Shanahan typically uses multiple running backs
There are 13 seasons' worth of data on Shanahan backfields where he was either the offensive coordinator or head coach. The following table lists each year’s respective 1) RB1, 2) fantasy finish, and 3) workload.
|2008||HOU||Steve Slaton||RB7||318 touches in 16 games. Workhorse|
|2009||HOU||Slaton||RB29||175 touches in 11 games. Reduced, but still featured RB|
|2010||WAS||Ryan Torain||RB33||Portis injury led to Torain generally working as a workhorse|
|2011||WAS||Roy Helu||RB24||200 touches in 15 games. Lead committee back|
|2012||WAS||Alfred Morris||RB7||346 touches in 16 games. Workhorse|
|2013||WAS||Morris||RB19||285 touches in 16 games. Workhorse|
|2014||CLE||Isaiah Crowell||RB33||Split with West and Tate in 3-RB committee|
|2015||ATL||Devonta Freeman||RB1||338 touches in 15 games. Workhorse|
|2016||ATL||Freeman||RB6||281 touches while Coleman had 149. Lead committee back|
|2017||SF||Carlos Hyde||RB8||299 touches in 16 games. Workhorse|
|2018||SF||Matt Breida||RB26||No 49ers RB reached 200 touches or 15 games|
|2019||SF||Raheem Mostert||RB26||Took over down the stretch, but no RB had more than 160 touches|
|2020||SF||Jeff Wilson||RB31||Committee back benefited mightily from Mostert and Coleman injuries|
Injuries have certainly limited Shanny’s chances at giving a single running back a massive workload in recent years. Still, we’ve somewhat consistently seen Shanahan lean on multiple running backs, with the main exceptions being Morris, Freeman and Hyde.

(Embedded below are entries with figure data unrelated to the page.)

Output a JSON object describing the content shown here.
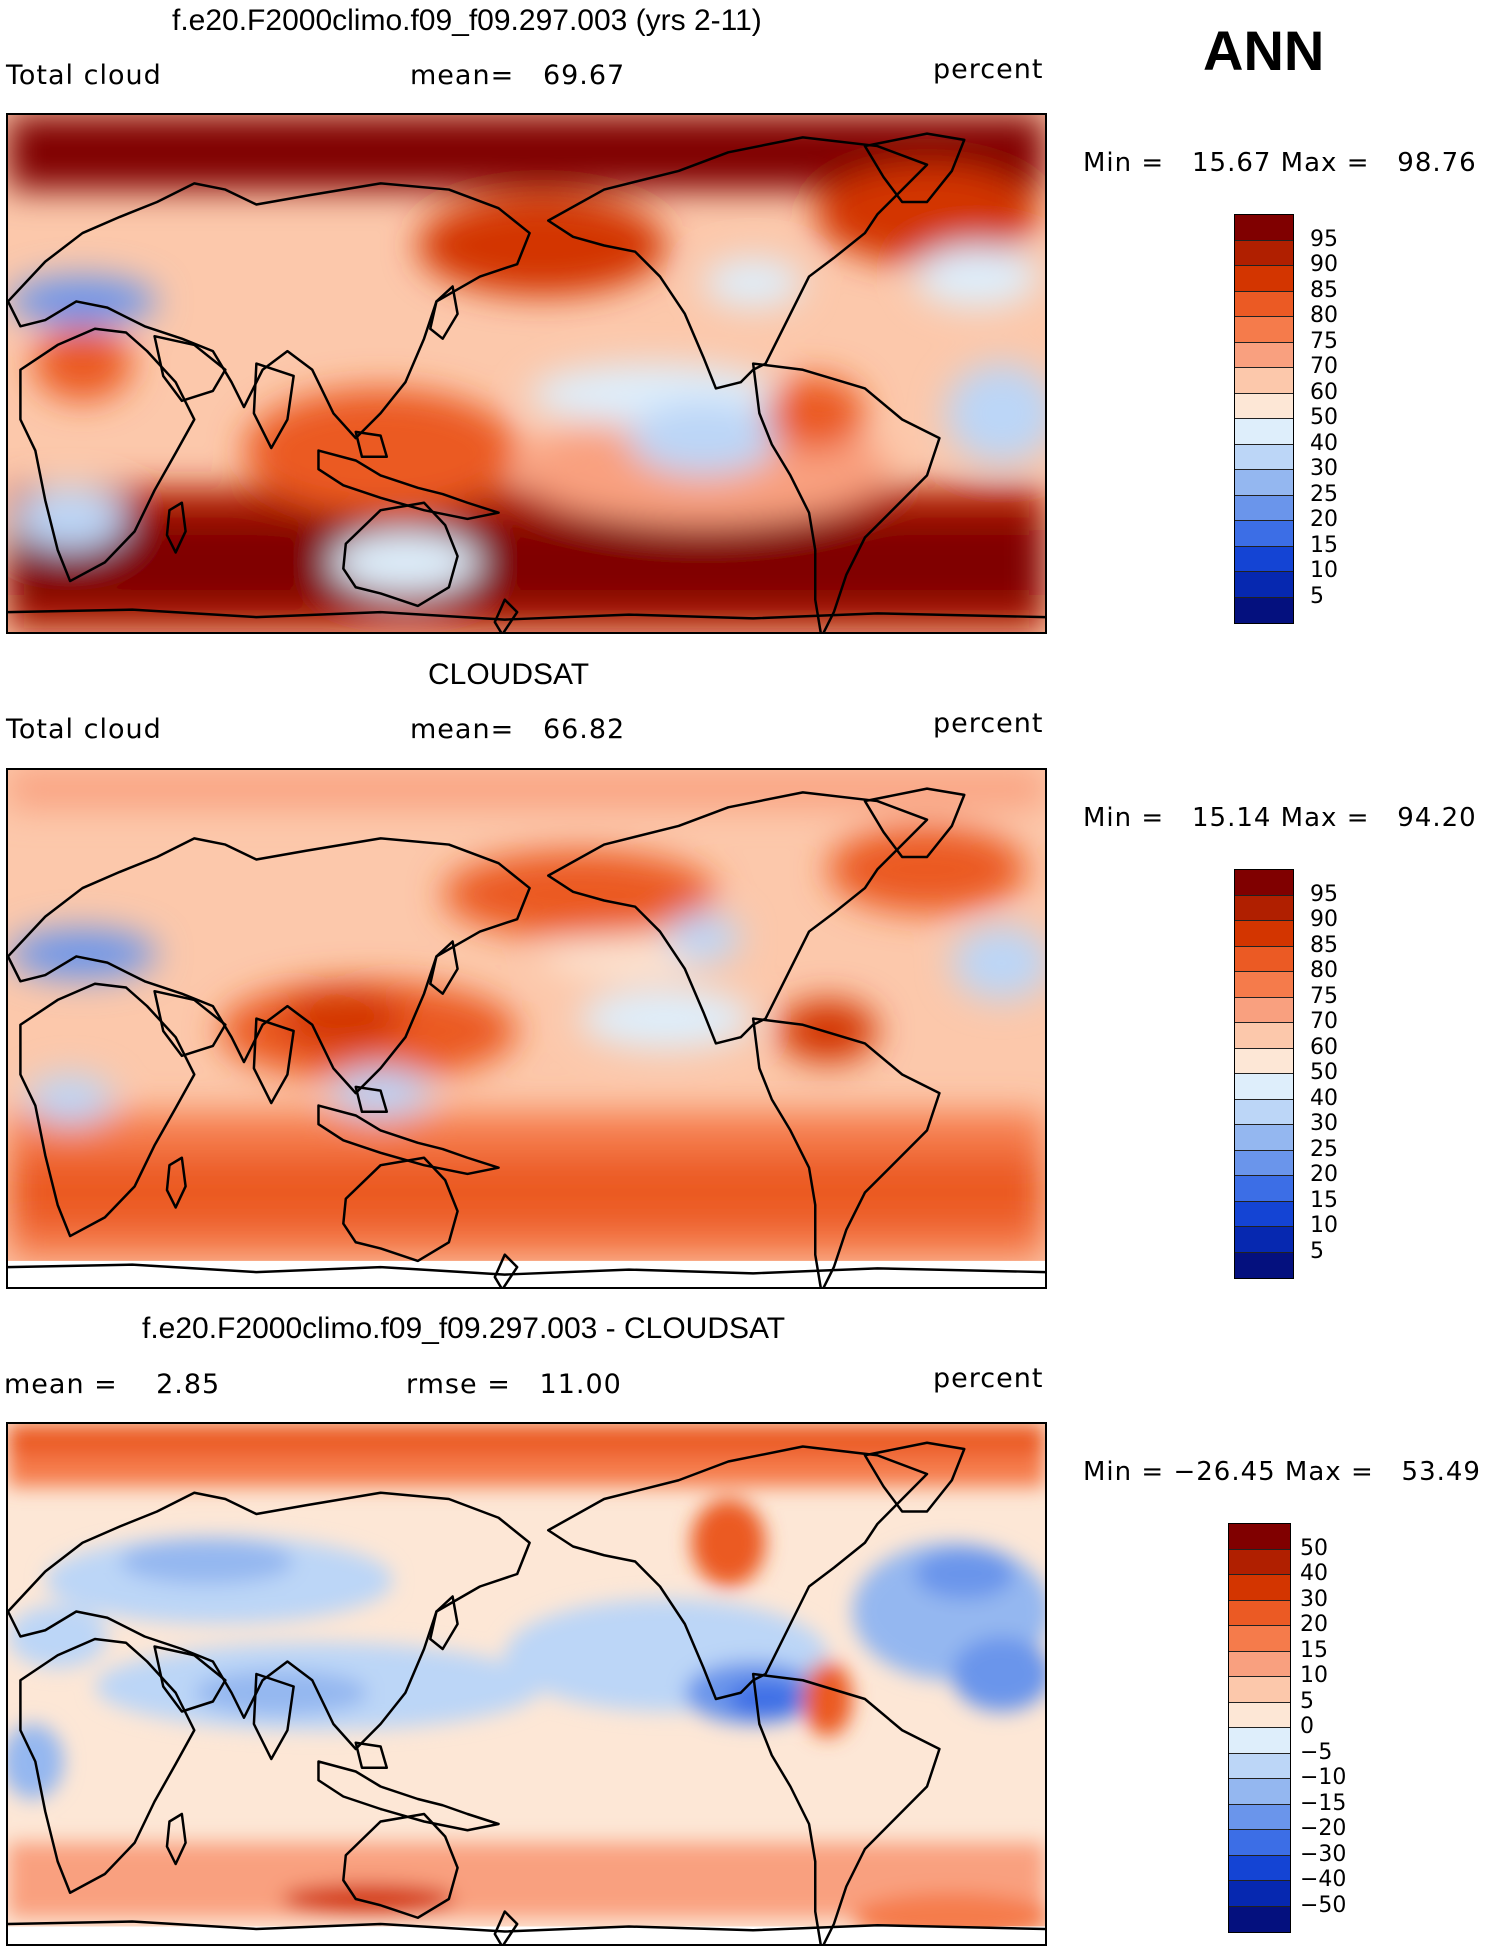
{
  "season": "ANN",
  "panels": [
    {
      "title": "f.e20.F2000climo.f09_f09.297.003 (yrs 2-11)",
      "left_label": "Total cloud",
      "center_label": "mean=   69.67",
      "units": "percent",
      "min_max": "Min =   15.67 Max =   98.76",
      "colorbar_ticks": [
        "95",
        "90",
        "85",
        "80",
        "75",
        "70",
        "60",
        "50",
        "40",
        "30",
        "25",
        "20",
        "15",
        "10",
        "5"
      ]
    },
    {
      "title": "CLOUDSAT",
      "left_label": "Total cloud",
      "center_label": "mean=   66.82",
      "units": "percent",
      "min_max": "Min =   15.14 Max =   94.20",
      "colorbar_ticks": [
        "95",
        "90",
        "85",
        "80",
        "75",
        "70",
        "60",
        "50",
        "40",
        "30",
        "25",
        "20",
        "15",
        "10",
        "5"
      ]
    },
    {
      "title": "f.e20.F2000climo.f09_f09.297.003 - CLOUDSAT",
      "left_label": "mean =    2.85",
      "center_label": "rmse =   11.00",
      "units": "percent",
      "min_max": "Min = −26.45 Max =   53.49",
      "colorbar_ticks": [
        "50",
        "40",
        "30",
        "20",
        "15",
        "10",
        "5",
        "0",
        "−5",
        "−10",
        "−15",
        "−20",
        "−30",
        "−40",
        "−50"
      ]
    }
  ],
  "colorbar_colors": [
    "#800000",
    "#b01f00",
    "#d33500",
    "#eb5a24",
    "#f57b4b",
    "#f9a07f",
    "#fcc8ab",
    "#fde7d6",
    "#deeefb",
    "#bcd6f7",
    "#94b7f0",
    "#6a95eb",
    "#3c6ee6",
    "#1444d4",
    "#0628b0",
    "#04107e"
  ]
}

Zeroing in on specifically 2020 adds credence to the idea that we’re going to see multiple backs involved regardless of how inevitable injuries play out. Last season, Mostert never played more than 60% of the offense’s snaps in a single game and it took Wilson until Week 16 to do so for the first time. Somehow Jerick McKinnon led the way with three such games, but he typically wasn’t afforded the sort of enhanced workload that usually goes hand in hand with an increase in snaps.
Shanahan isn’t immune to handing over the backfield to a single back; the problem is that we shouldn’t necessarily expect that to happen next season.